Third, advanced capabilities such as threat hunting make sense only once the foundation is solid. Threat hunting without hygiene is like standing in a burning house and looking for the next flame instead of installing smoke detectors and fire doors. Once the base is secure and people understand the risks, proactive hunting becomes meaningful. Technologies like firewalls and MFA belong in the first steps, but how they are introduced must be pragmatic and business-aware.
Cybersecurity awareness must move beyond compliance by using it as an opportunity to build culture, not as a one-off requirement. A CISO should first meet people where they are, recognizing different levels of cyber literacy and using that as a starting point rather than overwhelming teams with technical detail. The initial focus should be on business purpose and a business-aligned security strategy, framing cybersecurity through concrete questions such as how quickly a cyber incident could disrupt core revenue streams, critical research or compromise intellectual property, rather than through purely technical explanations. Over time, this approach allows a security culture to develop gradually, helping teams understand which vulnerabilities exist, how they are being addressed, and why specific measures matter, without losing engagement through excessive technical depth.

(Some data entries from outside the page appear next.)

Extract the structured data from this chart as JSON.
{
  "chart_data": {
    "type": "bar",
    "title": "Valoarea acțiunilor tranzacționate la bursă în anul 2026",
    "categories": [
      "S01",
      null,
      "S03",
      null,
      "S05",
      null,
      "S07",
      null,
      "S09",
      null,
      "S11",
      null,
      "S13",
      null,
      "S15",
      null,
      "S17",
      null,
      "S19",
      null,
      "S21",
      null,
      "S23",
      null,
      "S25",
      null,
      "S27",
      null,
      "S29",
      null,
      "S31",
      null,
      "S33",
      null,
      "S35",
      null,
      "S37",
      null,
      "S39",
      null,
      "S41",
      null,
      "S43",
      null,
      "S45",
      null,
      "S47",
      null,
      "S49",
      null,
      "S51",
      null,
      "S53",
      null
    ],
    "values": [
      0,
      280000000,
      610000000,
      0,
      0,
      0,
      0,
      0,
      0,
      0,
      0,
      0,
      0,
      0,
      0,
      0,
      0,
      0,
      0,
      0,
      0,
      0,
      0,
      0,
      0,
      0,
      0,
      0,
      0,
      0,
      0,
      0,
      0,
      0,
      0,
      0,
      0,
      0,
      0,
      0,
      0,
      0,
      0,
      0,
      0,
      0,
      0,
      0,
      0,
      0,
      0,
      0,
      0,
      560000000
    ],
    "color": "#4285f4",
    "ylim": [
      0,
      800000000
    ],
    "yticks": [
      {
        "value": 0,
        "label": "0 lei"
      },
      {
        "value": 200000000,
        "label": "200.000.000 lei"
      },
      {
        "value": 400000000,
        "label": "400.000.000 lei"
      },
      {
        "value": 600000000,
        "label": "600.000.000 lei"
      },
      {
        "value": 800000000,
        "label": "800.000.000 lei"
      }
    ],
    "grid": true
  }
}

Crucially, the approach must fit the corporate culture. In more conservative environments like QIAGEN, a structured and careful communication style is more effective. At DAZN, a digital media company, I found that a more informal and agile approach connected better with teams and led to stronger engagement. Adapting the security culture to the organization’s corporate identity is therefore key to making cybersecurity awareness sustainable and truly embedded in everyday decision-making.

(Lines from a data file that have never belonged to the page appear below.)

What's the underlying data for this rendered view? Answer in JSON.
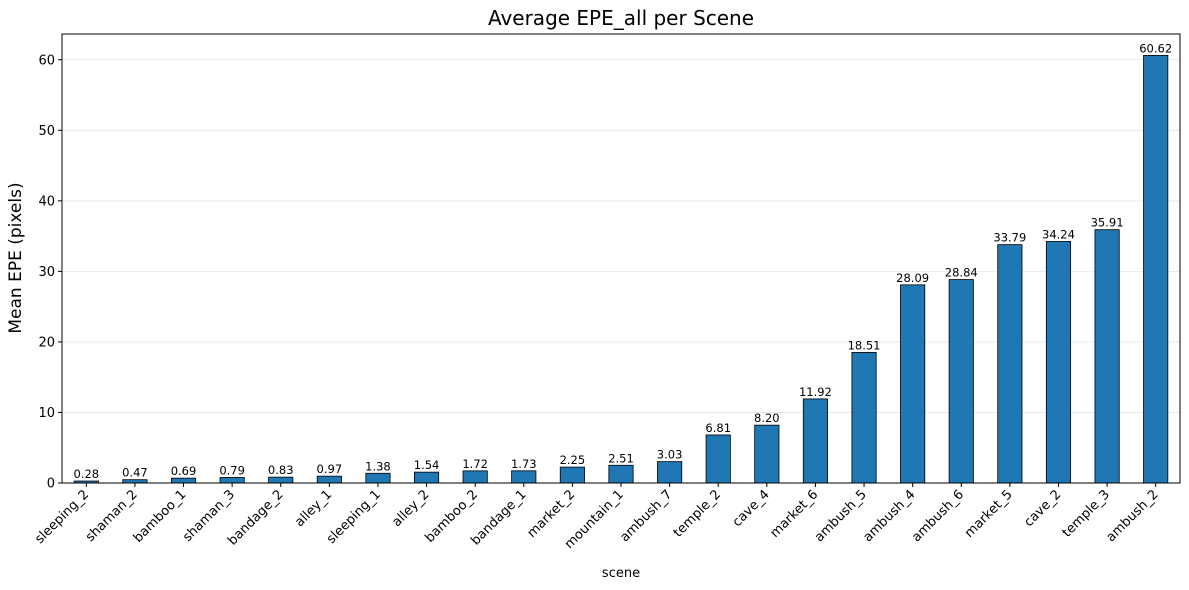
{
  "chart_data": {
    "type": "bar",
    "title": "Average EPE_all per Scene",
    "xlabel": "scene",
    "ylabel": "Mean EPE (pixels)",
    "ylim": [
      0,
      63.651
    ],
    "yticks": [
      0,
      10,
      20,
      30,
      40,
      50,
      60
    ],
    "grid": "y",
    "bar_color": "#1f77b4",
    "edge_color": "#000000",
    "categories": [
      "sleeping_2",
      "shaman_2",
      "bamboo_1",
      "shaman_3",
      "bandage_2",
      "alley_1",
      "sleeping_1",
      "alley_2",
      "bamboo_2",
      "bandage_1",
      "market_2",
      "mountain_1",
      "ambush_7",
      "temple_2",
      "cave_4",
      "market_6",
      "ambush_5",
      "ambush_4",
      "ambush_6",
      "market_5",
      "cave_2",
      "temple_3",
      "ambush_2"
    ],
    "values": [
      0.28,
      0.47,
      0.69,
      0.79,
      0.83,
      0.97,
      1.38,
      1.54,
      1.72,
      1.73,
      2.25,
      2.51,
      3.03,
      6.81,
      8.2,
      11.92,
      18.51,
      28.09,
      28.84,
      33.79,
      34.24,
      35.91,
      60.62
    ],
    "data_labels": [
      "0.28",
      "0.47",
      "0.69",
      "0.79",
      "0.83",
      "0.97",
      "1.38",
      "1.54",
      "1.72",
      "1.73",
      "2.25",
      "2.51",
      "3.03",
      "6.81",
      "8.20",
      "11.92",
      "18.51",
      "28.09",
      "28.84",
      "33.79",
      "34.24",
      "35.91",
      "60.62"
    ]
  }
}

Speaking in a personal capacity, not on behalf of ENISA, the largest gap I see is between the ambition and scope of EU regulation and the actual starting point of many organizations that now fall under it. Taking NIS2 as an example, in Germany alone tens of thousands of companies, many from the “Mittelstand”, are newly in scope. A large share of them have solid IT teams that try to protect the revenue stream but no dedicated security function and are still far away from the maturity level the regulation ultimately expects.

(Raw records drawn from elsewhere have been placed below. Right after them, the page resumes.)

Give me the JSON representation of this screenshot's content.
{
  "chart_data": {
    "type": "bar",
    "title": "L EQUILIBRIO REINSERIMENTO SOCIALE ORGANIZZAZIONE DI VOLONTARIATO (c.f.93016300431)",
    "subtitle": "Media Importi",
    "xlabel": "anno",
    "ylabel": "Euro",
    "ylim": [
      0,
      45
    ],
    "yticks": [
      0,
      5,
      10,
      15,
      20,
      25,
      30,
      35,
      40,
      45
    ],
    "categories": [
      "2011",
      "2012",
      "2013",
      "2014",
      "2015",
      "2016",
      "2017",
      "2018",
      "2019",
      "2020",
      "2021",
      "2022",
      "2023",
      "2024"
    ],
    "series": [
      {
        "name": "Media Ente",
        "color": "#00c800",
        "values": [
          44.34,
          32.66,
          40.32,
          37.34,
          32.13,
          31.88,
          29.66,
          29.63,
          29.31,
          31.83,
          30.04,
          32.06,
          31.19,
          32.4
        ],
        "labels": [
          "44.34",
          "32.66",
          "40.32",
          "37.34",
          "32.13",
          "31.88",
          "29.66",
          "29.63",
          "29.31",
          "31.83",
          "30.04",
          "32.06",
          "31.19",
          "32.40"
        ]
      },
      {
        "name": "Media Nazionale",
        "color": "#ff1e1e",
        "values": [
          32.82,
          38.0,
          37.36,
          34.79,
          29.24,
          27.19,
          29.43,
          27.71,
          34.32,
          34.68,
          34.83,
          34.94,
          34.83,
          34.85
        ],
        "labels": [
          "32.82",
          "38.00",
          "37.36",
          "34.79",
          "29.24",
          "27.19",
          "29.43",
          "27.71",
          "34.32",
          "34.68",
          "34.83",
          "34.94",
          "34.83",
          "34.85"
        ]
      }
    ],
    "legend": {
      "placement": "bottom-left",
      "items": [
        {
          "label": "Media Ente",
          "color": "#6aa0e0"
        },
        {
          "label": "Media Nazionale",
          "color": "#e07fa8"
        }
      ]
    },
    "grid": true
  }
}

A second major gap lies in how regulation is translated into practice. A common pattern is that IT teams read a requirement such as “use MFA,” select a technical solution, and roll it out very quickly. This can disrupt business operations, trigger leadership pushback, and reinforce the perception that security is purely obstructive. Most regulations do not demand reckless speed, they demand outcomes. The missing piece is often a business-aware implementation that balances security goals with operational reality. Finally, there is a strong human and cultural gap. Regulations can mandate that awareness training exists, but they cannot ensure that it is meaningful or embedded in everyday behavior. There is often a missing translation layer between legal text, technical controls, and how people actually work.
Executives do not share a passion for technical detail. Early in my career, I spent too much time explaining how controls worked instead of focusing on what leadership needed to steer the company. Shifting to a business-risk perspective made conversations far more productive. Additionally, fundamentals always come first. It is tempting to chase advanced capabilities, but weak basic security hygiene will constantly pull you back into firefighting. Getting the basics to a “good enough” level creates the breathing room for strategic work and more mature leadership discussions.